Evet çoğumuz muhasebemizi yapıp, Huzur-u Hazret-i Kibriya'ya sığınırken hep böyle bir rabıta, bir ittisal ile gideriz. Böyle bir ittisalde de şirk ve şirki işmam eden şeyler yoktur. Çünkü neticede her şey fıllah'a dayanıyor. İşin esası, tek başımıza, kendimizi bu kapıları çalmaya, kapı tokmaklarına dokunmaya liyakatli görmüyor, hatta utanıyor ve birinin arkasına takılıyoruz.
Bu asrın âfâkında, büyük feyizler, büyük nur ve sırlarla tûlû' eden zât dahi, kendi muhasebesini yaparken: "Günahlarım beni mahcup etti. İsyanlar altında eziliyorum. Senin kapına geldim, ama, Efendim Abdülkadir Geylâni'nin sesiyle senin kapının tokmağına dokunuyorum" diyor ve Onun söylediği sözlerle müracaat ediyor; adeta yukarıya gidecek dilekçesinin altına imzayı, o salâhiyetli zâta attırıyor. Böyle bir dehâlet, bir sığınma, şirk işmam eden tavırlardan uzak olduğu gibi, aynı zamanda cüret ve su-i edepten de uzaktır. Abdülkadir Geylâni kendisine dehalet eden bu zat Resul-ü Ekrem'e (sav) takdim edecektir. Abdülkadir Geylani ki, velayet dünyasının zirvesini tutmuş çok yukarlarda bir velidir. "Benim ayağım kıyamete kadar gelecek bütün velilerin omuzundadır" demiştir. Resul-ü Ekrem'e (sav) iki yönle bağlıdır; hem Hasanî, hem Hüseynî. Sâhib-i salâhiyet büyük bir imamdır ve Onun vesileliği, yolda kalmışlara Hakk'ın büyük bir rahmeti ve inayetidir.

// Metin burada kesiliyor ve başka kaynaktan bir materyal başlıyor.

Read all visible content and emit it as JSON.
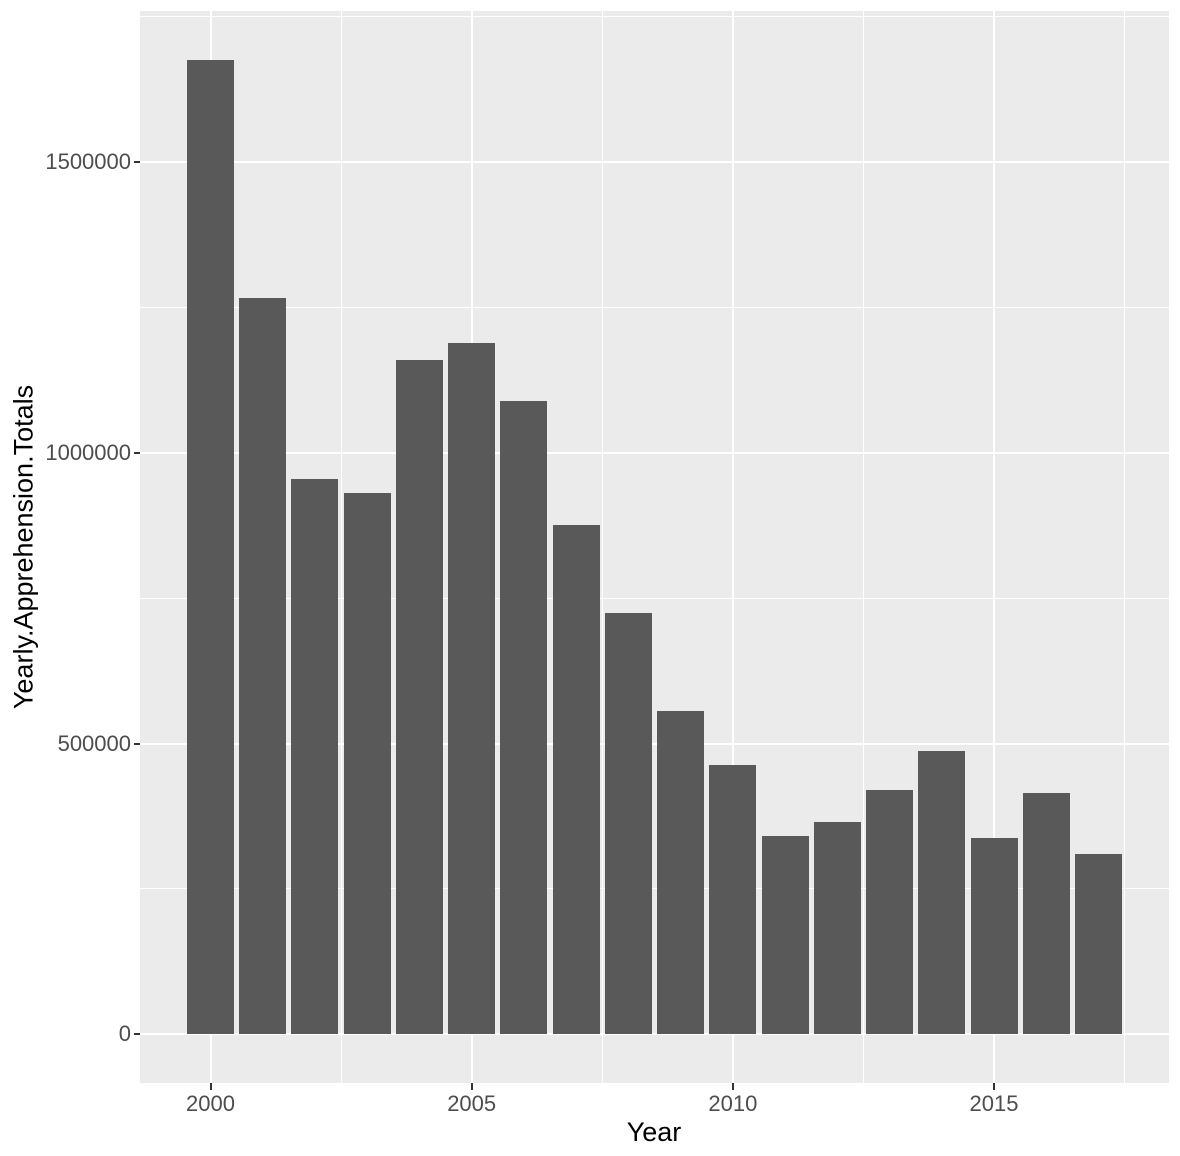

Öyleyse velilik için bir sınır tespit edemeyiz. Veliliğin müminlerin en küçüğünden, Rasul-ü Ekrem'e (sav) kadar mertebeleri vardır. Birisi gözünü yumduğunda kabirlerin altında neler oluyor onu müşahede eder. Bu veliliğin en basit mertebesidir. Evet kabirlerin ve mezarda yatan kimselerin durumunun keşfedilmesi, velâyetin en basit mertebelerinden biri. İnsanın içinin bir kitap gibi okunması, daha ileri derecesi, başına gelecek şeyleri, Allah'ın ona bildirmesiyle bilmesi, farkında olarak veya olmayarak onları başkalarına anlatması, ayrı bir kademesidir. Çünkü Allah, onun konuşan dili olmuştur. Bunlar, velayetin bir kısım tezahürleri. Sonra veli öyle bir noktaya gelir ki, bunları da, işin fâkihesi olarak görür ve bu çerezlerle meşgul olmayı nakise bilir ve Yunus'un dediği gibi "Bana seni gerek, seni" diyecek bir makama yükselir. Artık keşif keramet yoktur ve işte sahabinin veliliği budur. Bazı kimseleri Allah (cc) velayetin bir kısım sıkıntılı yollarından geçirmeden de sahabinin veliliğine getirebilir.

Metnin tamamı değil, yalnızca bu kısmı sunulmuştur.